North American Mortgage Co. appears to be rebounding from a downturn in loan production last year, but its stock price is taking a beating amid investors' worries about rising interest rates.

This week, the Santa Rosa, Calif.-based lender reported that a hefty increase in loan production boosted its first-quarter earnings to $7.5 million, up 32% from a year earlier. Yet its stock hit a 52-week low of $16.625 last Thursday.

"The mortgage market is a cyclical animal, and investors are looking at where the business is going rather than where the business is coming from," said Gareth Plank, a stock analyst at UBS Securities.

The worry is that interest rates on 30-year fixed-rate loans - which had climbed to an average of 7.74% for the week ending June 19, according to HSH Associates, Butler, N.J. - will continue their ascent, putting a damper on lending.

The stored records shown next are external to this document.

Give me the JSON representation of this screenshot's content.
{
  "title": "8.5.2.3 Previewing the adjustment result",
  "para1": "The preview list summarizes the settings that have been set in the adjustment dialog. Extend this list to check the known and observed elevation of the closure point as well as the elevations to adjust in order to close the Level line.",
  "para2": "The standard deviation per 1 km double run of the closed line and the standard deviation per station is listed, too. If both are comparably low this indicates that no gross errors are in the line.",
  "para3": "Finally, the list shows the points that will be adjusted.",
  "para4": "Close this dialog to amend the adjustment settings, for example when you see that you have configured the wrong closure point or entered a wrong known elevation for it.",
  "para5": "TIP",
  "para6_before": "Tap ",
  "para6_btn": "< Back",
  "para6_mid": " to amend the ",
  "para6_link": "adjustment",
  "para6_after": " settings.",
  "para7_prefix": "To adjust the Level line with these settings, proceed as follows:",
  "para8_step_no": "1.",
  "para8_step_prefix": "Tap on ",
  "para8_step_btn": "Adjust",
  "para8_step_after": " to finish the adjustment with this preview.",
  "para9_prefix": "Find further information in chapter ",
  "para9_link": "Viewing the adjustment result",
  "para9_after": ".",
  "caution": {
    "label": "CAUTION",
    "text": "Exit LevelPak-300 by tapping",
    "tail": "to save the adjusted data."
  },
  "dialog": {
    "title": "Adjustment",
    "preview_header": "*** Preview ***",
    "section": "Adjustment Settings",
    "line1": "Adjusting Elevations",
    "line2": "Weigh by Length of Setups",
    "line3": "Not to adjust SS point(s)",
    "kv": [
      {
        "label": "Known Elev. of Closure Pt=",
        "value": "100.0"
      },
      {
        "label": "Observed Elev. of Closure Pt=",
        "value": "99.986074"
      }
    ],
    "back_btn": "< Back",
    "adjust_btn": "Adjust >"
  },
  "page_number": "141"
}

So far, however, North American hasn't been handicapped by the recent run-up in rates. The company's loan originations in the first quarter totaled $2.5 billion, up 118% from the comparable period a year earlier.

President and chief operating officer Terrance G. Hodel said in a quarterly conference call with stock analysts that loan production was helped by an improvement in the California housing market, where North American has a large presence.

Investors are concerned that profit margins and production might be down the rest of the year, Mr. Plank said.

North American also suffered a $2.4 million hedging loss, due to rising interest rates and a volatile bond market. There was a 30-cent loss per share, but a 15-cent gain will be realized next quarter when a servicing sale is recognized due to accounting regulations, Mr. Hodel said.

Its strategy of selling servicing rights shortly after origination boded well for North American in the first quarter.

"We recaptured the excess servicing we booked and the (originated mortgage servicing rights) we booked," Mr. Hodel said during the conference call. "We consistently achieved book prices for the stuff we sold."

In the first quarter, North American sold $2.4 billion of servicing rights for an average of 180 basis points. During the year-earlier period, it sold $1.2 billion of servicing for an average 108 basis points.

North American's practice of selling its loan servicing rights keeps its stock price lower than if the company held a servicing portfolio, stock analysts said.

"For a company with a small servicing portfolio, most earnings are from originations," said Steve Eisman, an analyst at Oppenheimer & Co., New York. Interest rates are too high to boost origination production.

"What happens in the market is that folks look at macro trends rather than looking at individual fundamentals of a company," Mr. Plank of UBS said. Investors are paying more attention to rates than to North American's fundamental strength. "Sometimes fundamentals flow counter to the value of a company stock," he said.